Boris Lushniak, acting surgeon general, says Thanksgiving is the 10th annual U.S. Family Health History Day, a day to share medical history.
"I encourage everyone to spend time talking with their family members about their health. National Family Health History Day is a great opportunity to draw attention to the importance of sharing family health history," Luchniak said in a statement.
"Both rare diseases and common ones, such as heart disease, cancer and diabetes, can run in families. Understanding your family health history can help you and your healthcare provider predict your risk for health problems and keep you and your family healthy."
For example, heart disease, which is the No. 1 cause of death in women, can run in families. If someone in your immediate family -- mother, father, sister or brother -- has heart disease, you have twice the risk of developing heart disease as someone without that family history, Luchniak said.
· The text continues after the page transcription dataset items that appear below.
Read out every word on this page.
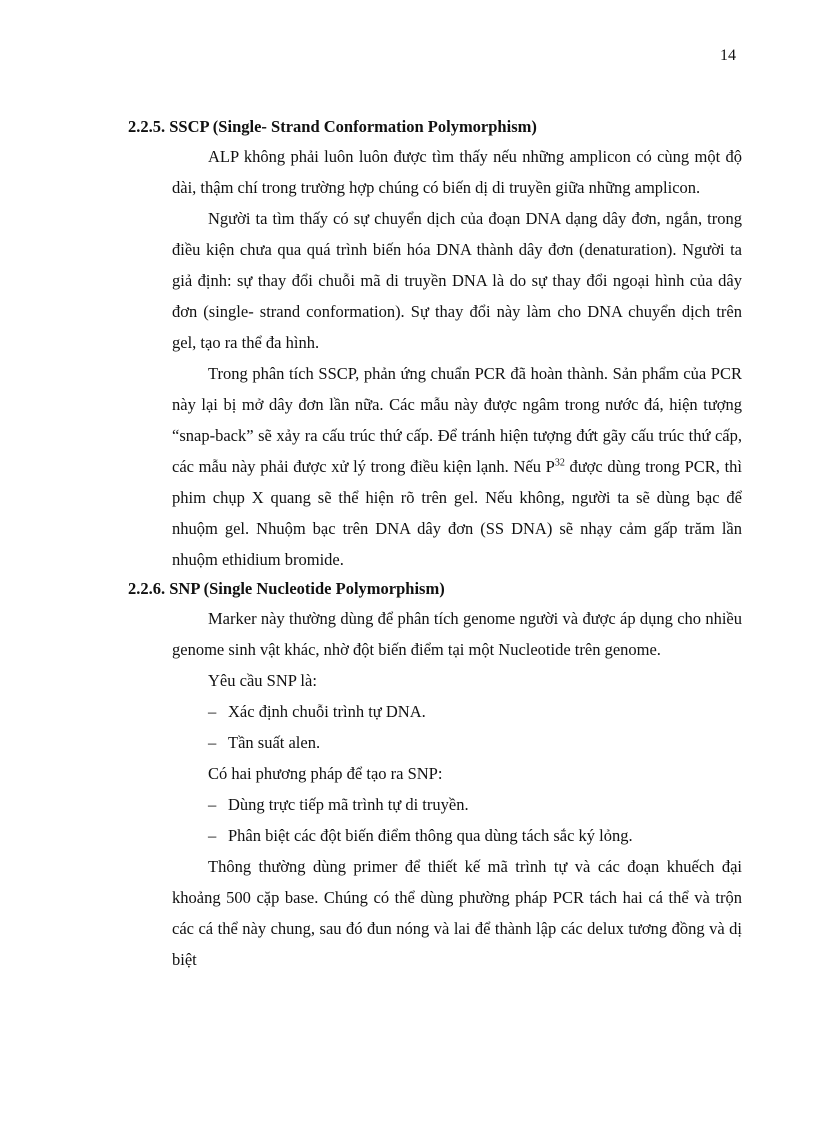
14

2.2.5. SSCP (Single- Strand Conformation Polymorphism)

ALP không phải luôn luôn được tìm thấy nếu những amplicon có cùng một độ dài, thậm chí trong trường hợp chúng có biến dị di truyền giữa những amplicon.

Người ta tìm thấy có sự chuyển dịch của đoạn DNA dạng dây đơn, ngắn, trong điều kiện chưa qua quá trình biến hóa DNA thành dây đơn (denaturation). Người ta giả định: sự thay đổi chuỗi mã di truyền DNA là do sự thay đổi ngoại hình của dây đơn (single- strand conformation). Sự thay đổi này làm cho DNA chuyển dịch trên gel, tạo ra thể đa hình.

Trong phân tích SSCP, phản ứng chuẩn PCR đã hoàn thành. Sản phẩm của PCR này lại bị mở dây đơn lần nữa. Các mẫu này được ngâm trong nước đá, hiện tượng “snap-back” sẽ xảy ra cấu trúc thứ cấp. Để tránh hiện tượng đứt gãy cấu trúc thứ cấp, các mẫu này phải được xử lý trong điều kiện lạnh. Nếu $P^{32}$ được dùng trong PCR, thì phim chụp X quang sẽ thể hiện rõ trên gel. Nếu không, người ta sẽ dùng bạc để nhuộm gel. Nhuộm bạc trên DNA dây đơn (SS DNA) sẽ nhạy cảm gấp trăm lần nhuộm ethidium bromide.

2.2.6. SNP (Single Nucleotide Polymorphism)

Marker này thường dùng để phân tích genome người và được áp dụng cho nhiều genome sinh vật khác, nhờ đột biến điểm tại một Nucleotide trên genome.

Yêu cầu SNP là:

– Xác định chuỗi trình tự DNA.

– Tần suất alen.

Có hai phương pháp để tạo ra SNP:

– Dùng trực tiếp mã trình tự di truyền.

– Phân biệt các đột biến điểm thông qua dùng tách sắc ký lỏng.

Thông thường dùng primer để thiết kế mã trình tự và các đoạn khuếch đại khoảng 500 cặp base. Chúng có thể dùng phường pháp PCR tách hai cá thể và trộn các cá thể này chung, sau đó đun nóng và lai để thành lập các delux tương đồng và dị biệt
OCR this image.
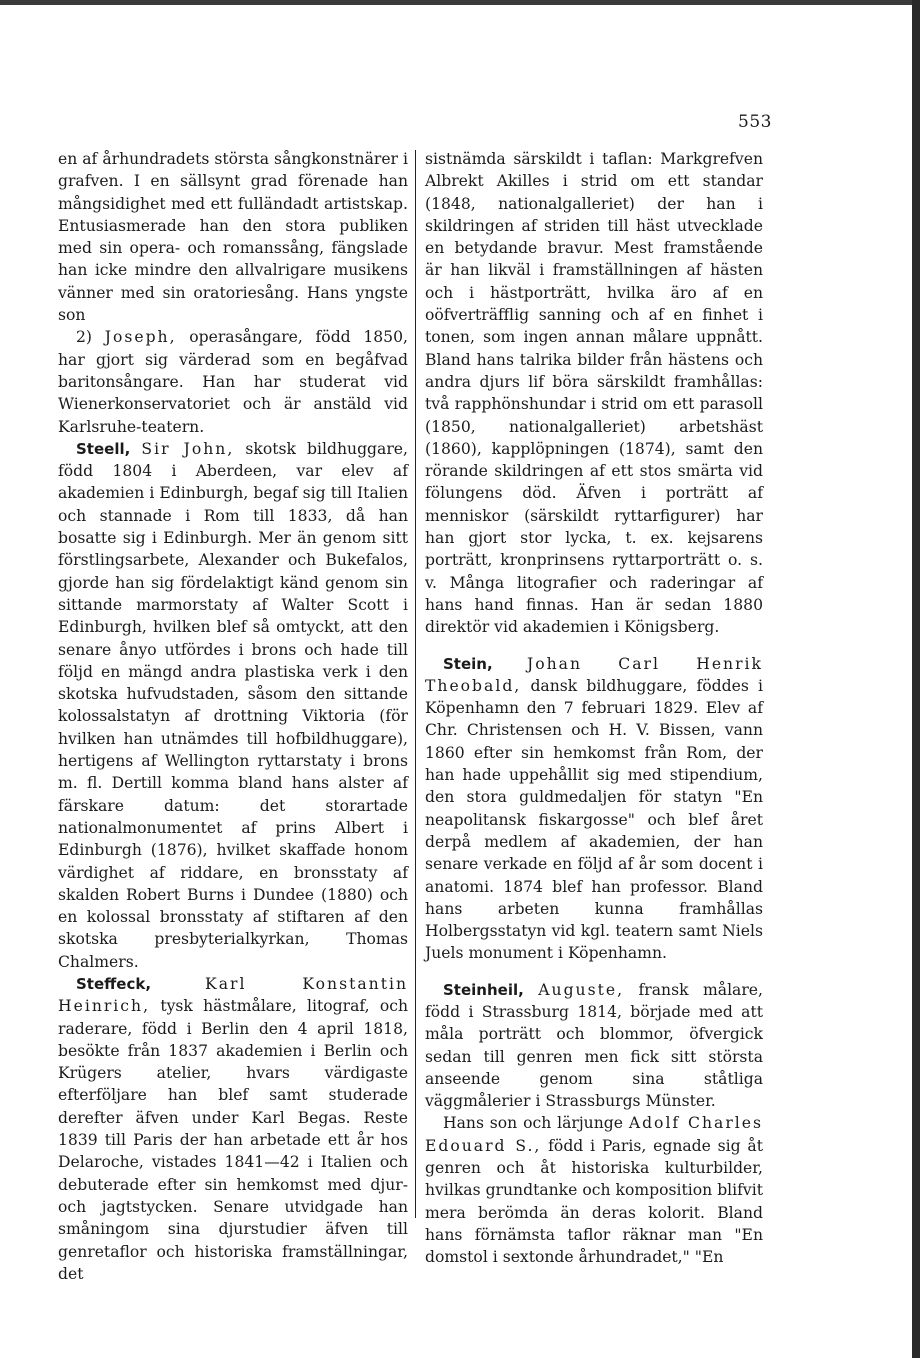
553

en af århundradets största sångkonstnärer i grafven. I en sällsynt grad förenade han mångsidighet med ett fulländadt artistskap. Entusiasmerade han den stora publiken med sin opera- och romanssång, fängslade han icke mindre den allvalrigare musikens vänner med sin oratoriesång. Hans yngste son

2) Joseph, operasångare, född 1850, har gjort sig värderad som en begåfvad baritonsångare. Han har studerat vid Wienerkonservatoriet och är anstäld vid Karlsruhe-teatern.

Steell, Sir John, skotsk bildhuggare, född 1804 i Aberdeen, var elev af akademien i Edinburgh, begaf sig till Italien och stannade i Rom till 1833, då han bosatte sig i Edinburgh. Mer än genom sitt förstlingsarbete, Alexander och Bukefalos, gjorde han sig fördelaktigt känd genom sin sittande marmorstaty af Walter Scott i Edinburgh, hvilken blef så omtyckt, att den senare ånyo utfördes i brons och hade till följd en mängd andra plastiska verk i den skotska hufvudstaden, såsom den sittande kolossalstatyn af drottning Viktoria (för hvilken han utnämdes till hofbildhuggare), hertigens af Wellington ryttarstaty i brons m. fl. Dertill komma bland hans alster af färskare datum: det storartade nationalmonumentet af prins Albert i Edinburgh (1876), hvilket skaffade honom värdighet af riddare, en bronsstaty af skalden Robert Burns i Dundee (1880) och en kolossal bronsstaty af stiftaren af den skotska presbyterialkyrkan, Thomas Chalmers.

Steffeck,	Karl Konstantin Heinrich, tysk hästmålare, litograf, och raderare, född i Berlin den 4 april 1818, besökte från 1837 akademien i Berlin och Krügers atelier, hvars värdigaste efterföljare han blef samt studerade derefter äfven under Karl Begas. Reste 1839 till Paris der han arbetade ett år hos Delaroche, vistades 1841—42 i Italien och debuterade efter sin hemkomst med djur- och jagtstycken. Senare utvidgade han småningom sina djurstudier äfven till genretaflor och historiska framställningar, det

sistnämda särskildt i taflan: Markgrefven Albrekt Akilles i strid om ett standar (1848, nationalgalleriet) der han i skildringen af striden till häst utvecklade en betydande bravur. Mest framstående är han likväl i framställningen af hästen och i hästporträtt, hvilka äro af en oöfverträfflig sanning och af en finhet i tonen, som ingen annan målare uppnått. Bland hans talrika bilder från hästens och andra djurs lif böra särskildt framhållas: två rapphönshundar i strid om ett parasoll (1850, nationalgalleriet) arbetshäst (1860), kapplöpningen (1874), samt den rörande skildringen af ett stos smärta vid fölungens död. Äfven i porträtt af menniskor (särskildt ryttarfigurer) har han gjort stor lycka, t. ex. kejsarens porträtt, kronprinsens ryttarporträtt o. s. v. Många litografier och raderingar af hans hand finnas. Han är sedan 1880 direktör vid akademien i Königsberg.

Stein, Johan Carl Henrik Theobald, dansk bildhuggare, föddes i Köpenhamn den 7 februari 1829. Elev af Chr. Christensen och H. V. Bissen, vann 1860 efter sin hemkomst från Rom, der han hade uppehållit sig med stipendium, den stora guldmedaljen för statyn "En neapolitansk fiskargosse" och blef året derpå medlem af akademien, der han senare verkade en följd af år som docent i anatomi. 1874 blef han professor. Bland hans arbeten kunna framhållas Holbergsstatyn vid kgl. teatern samt Niels Juels monument i Köpenhamn.

Steinheil, Auguste, fransk målare, född i Strassburg 1814, började med att måla porträtt och blommor, öfvergick sedan till genren men fick sitt största anseende genom sina ståtliga väggmålerier i Strassburgs Münster.

Hans son och lärjunge Adolf Charles Edouard S., född i Paris, egnade sig åt genren och åt historiska kulturbilder, hvilkas grundtanke och komposition blifvit mera berömda än deras kolorit. Bland hans förnämsta taflor räknar man "En domstol i sextonde århundradet," "En
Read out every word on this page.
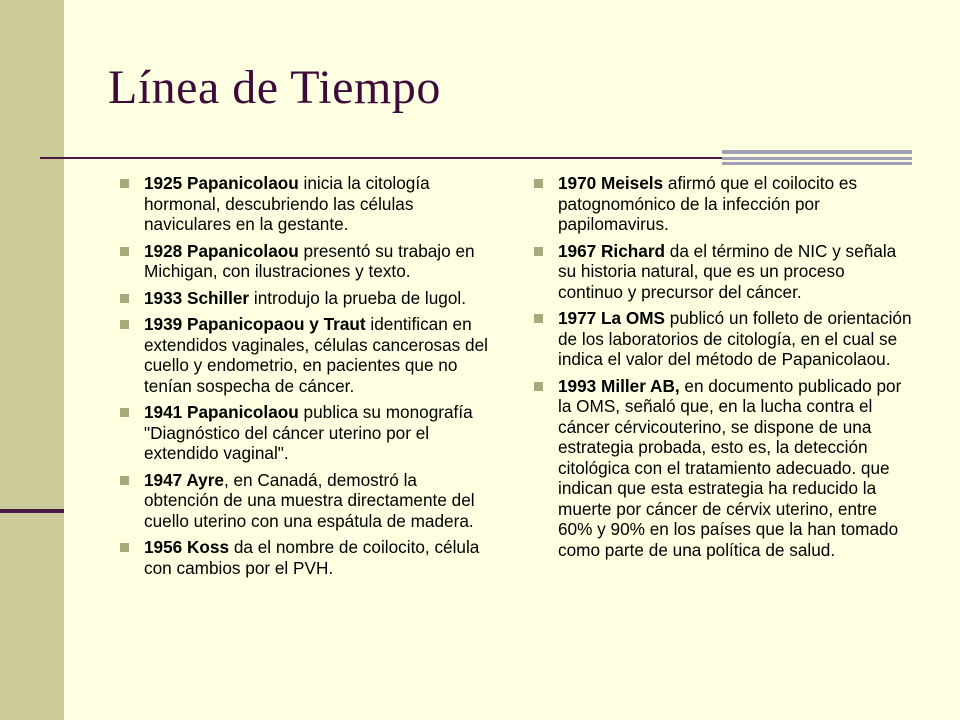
Línea de Tiempo
1925 Papanicolaou inicia la citología hormonal, descubriendo las células naviculares en la gestante.
1928 Papanicolaou presentó su trabajo en Michigan, con ilustraciones y texto.
1933 Schiller introdujo la prueba de lugol.
1939 Papanicopaou y Traut identifican en extendidos vaginales, células cancerosas del cuello y endometrio, en pacientes que no tenían sospecha de cáncer.
1941 Papanicolaou publica su monografía "Diagnóstico del cáncer uterino por el extendido vaginal".
1947 Ayre, en Canadá, demostró la obtención de una muestra directamente del cuello uterino con una espátula de madera.
1956 Koss da el nombre de coilocito, célula con cambios por el PVH.
1970 Meisels afirmó que el coilocito es patognomónico de la infección por papilomavirus.
1967 Richard da el término de NIC y señala su historia natural, que es un proceso continuo y precursor del cáncer.
1977 La OMS publicó un folleto de orientación de los laboratorios de citología, en el cual se indica el valor del método de Papanicolaou.
1993 Miller AB, en documento publicado por la OMS, señaló que, en la lucha contra el cáncer cérvicouterino, se dispone de una estrategia probada, esto es, la detección citológica con el tratamiento adecuado. que indican que esta estrategia ha reducido la muerte por cáncer de cérvix uterino, entre 60% y 90% en los países que la han tomado como parte de una política de salud.
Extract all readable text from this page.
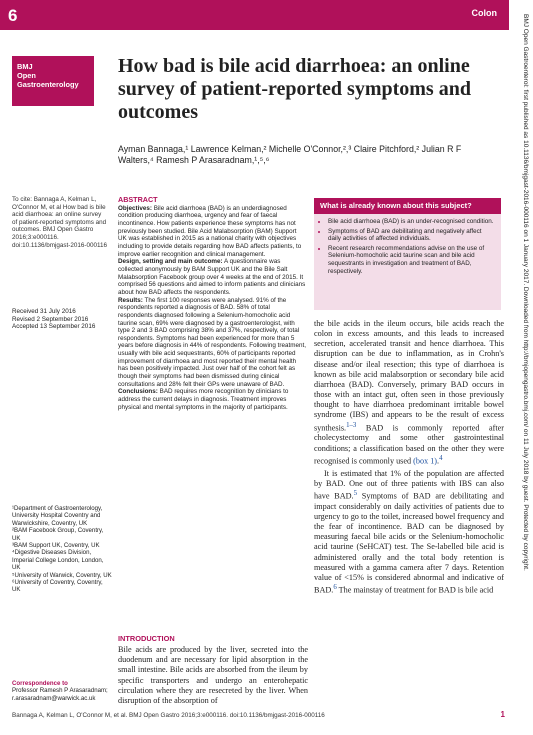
6	Colon
BMJ
Open
Gastroenterology
How bad is bile acid diarrhoea: an online survey of patient-reported symptoms and outcomes
Ayman Bannaga,¹ Lawrence Kelman,² Michelle O'Connor,²,³ Claire Pitchford,² Julian R F Walters,⁴ Ramesh P Arasaradnam,¹,⁵,⁶
To cite: Bannaga A, Kelman L, O'Connor M, et al How bad is bile acid diarrhoea: an online survey of patient-reported symptoms and outcomes. BMJ Open Gastro 2016;3:e000116. doi:10.1136/bmjgast-2016-000116
Received 31 July 2016
Revised 2 September 2016
Accepted 13 September 2016
¹Department of Gastroenterology, University Hospital Coventry and Warwickshire, Coventry, UK
²BAM Facebook Group, Coventry, UK
³BAM Support UK, Coventry, UK
⁴Digestive Diseases Division, Imperial College London, London, UK
⁵University of Warwick, Coventry, UK
⁶University of Coventry, Coventry, UK
Correspondence to
Professor Ramesh P Arasaradnam; r.arasaradnam@warwick.ac.uk
ABSTRACT
Objectives: Bile acid diarrhoea (BAD) is an underdiagnosed condition producing diarrhoea, urgency and fear of faecal incontinence. How patients experience these symptoms has not previously been studied. Bile Acid Malabsorption (BAM) Support UK was established in 2015 as a national charity with objectives including to provide details regarding how BAD affects patients, to improve earlier recognition and clinical management.
Design, setting and main outcome: A questionnaire was collected anonymously by BAM Support UK and the Bile Salt Malabsorption Facebook group over 4 weeks at the end of 2015. It comprised 56 questions and aimed to inform patients and clinicians about how BAD affects the respondents.
Results: The first 100 responses were analysed. 91% of the respondents reported a diagnosis of BAD. 58% of total respondents diagnosed following a Selenium-homocholic acid taurine scan, 69% were diagnosed by a gastroenterologist, with type 2 and 3 BAD comprising 38% and 37%, respectively, of total respondents. Symptoms had been experienced for more than 5 years before diagnosis in 44% of respondents. Following treatment, usually with bile acid sequestrants, 60% of participants reported improvement of diarrhoea and most reported their mental health has been positively impacted. Just over half of the cohort felt as though their symptoms had been dismissed during clinical consultations and 28% felt their GPs were unaware of BAD.
Conclusions: BAD requires more recognition by clinicians to address the current delays in diagnosis. Treatment improves physical and mental symptoms in the majority of participants.
What is already known about this subject?
• Bile acid diarrhoea (BAD) is an under-recognised condition.
• Symptoms of BAD are debilitating and negatively affect daily activities of affected individuals.
• Recent research recommendations advise on the use of Selenium-homocholic acid taurine scan and bile acid sequestrants in investigation and treatment of BAD, respectively.
INTRODUCTION
Bile acids are produced by the liver, secreted into the duodenum and are necessary for lipid absorption in the small intestine. Bile acids are absorbed from the ileum by specific transporters and undergo an enterohepatic circulation where they are resecreted by the liver. When disruption of the absorption of

the bile acids in the ileum occurs, bile acids reach the colon in excess amounts, and this leads to increased secretion, accelerated transit and hence diarrhoea. This disruption can be due to inflammation, as in Crohn's disease and/or ileal resection; this type of diarrhoea is known as bile acid malabsorption or secondary bile acid diarrhoea (BAD). Conversely, primary BAD occurs in those with an intact gut, often seen in those previously thought to have diarrhoea predominant irritable bowel syndrome (IBS) and appears to be the result of excess synthesis.$^{1-3}$ BAD is commonly reported after cholecystectomy and some other gastrointestinal conditions; a classification based on the other they were recognised is commonly used (box 1).$^4$

It is estimated that 1% of the population are affected by BAD. One out of three patients with IBS can also have BAD.$^5$ Symptoms of BAD are debilitating and impact considerably on daily activities of patients due to urgency to go to the toilet, increased bowel frequency and the fear of incontinence. BAD can be diagnosed by measuring faecal bile acids or the Selenium-homocholic acid taurine (SeHCAT) test. The Se-labelled bile acid is administered orally and the total body retention is measured with a gamma camera after 7 days. Retention value of <15% is considered abnormal and indicative of BAD.$^6$ The mainstay of treatment for BAD is bile acid

Bannaga A, Kelman L, O'Connor M, et al. BMJ Open Gastro 2016;3:e000116. doi:10.1136/bmjgast-2016-000116	1
BMJ Open Gastroenterol: first published as 10.1136/bmjgast-2016-000116 on 1 January 2017. Downloaded from http://bmjopengastro.bmj.com/ on 11 July 2018 by guest. Protected by copyright.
"As a physician, I know that a patient's family health history is an easy, quick and inexpensive way to get a rough estimate of how strongly a particular disease runs in a family," Luchniak said. "Knowing your family health history can help your clinician identify screening and treatment options that are personalized for you."
The revised version of the "My Family Health Portrait" tool is a Web-enabled program that runs on any computer connected to the Web that helps users organize family history information and then print it out for presentation to their healthcare provider, Luchniak said.
In addition, the tool helps users save their family history information to their own computer and even share family history information with other family members. Access the My Family Health Portrait Web tool at https://familyhistory.hhs.gov/.
The surgeon general makes the tool freely available to all users. No user information is saved on any computer of the U.S. federal government, Luchniak said.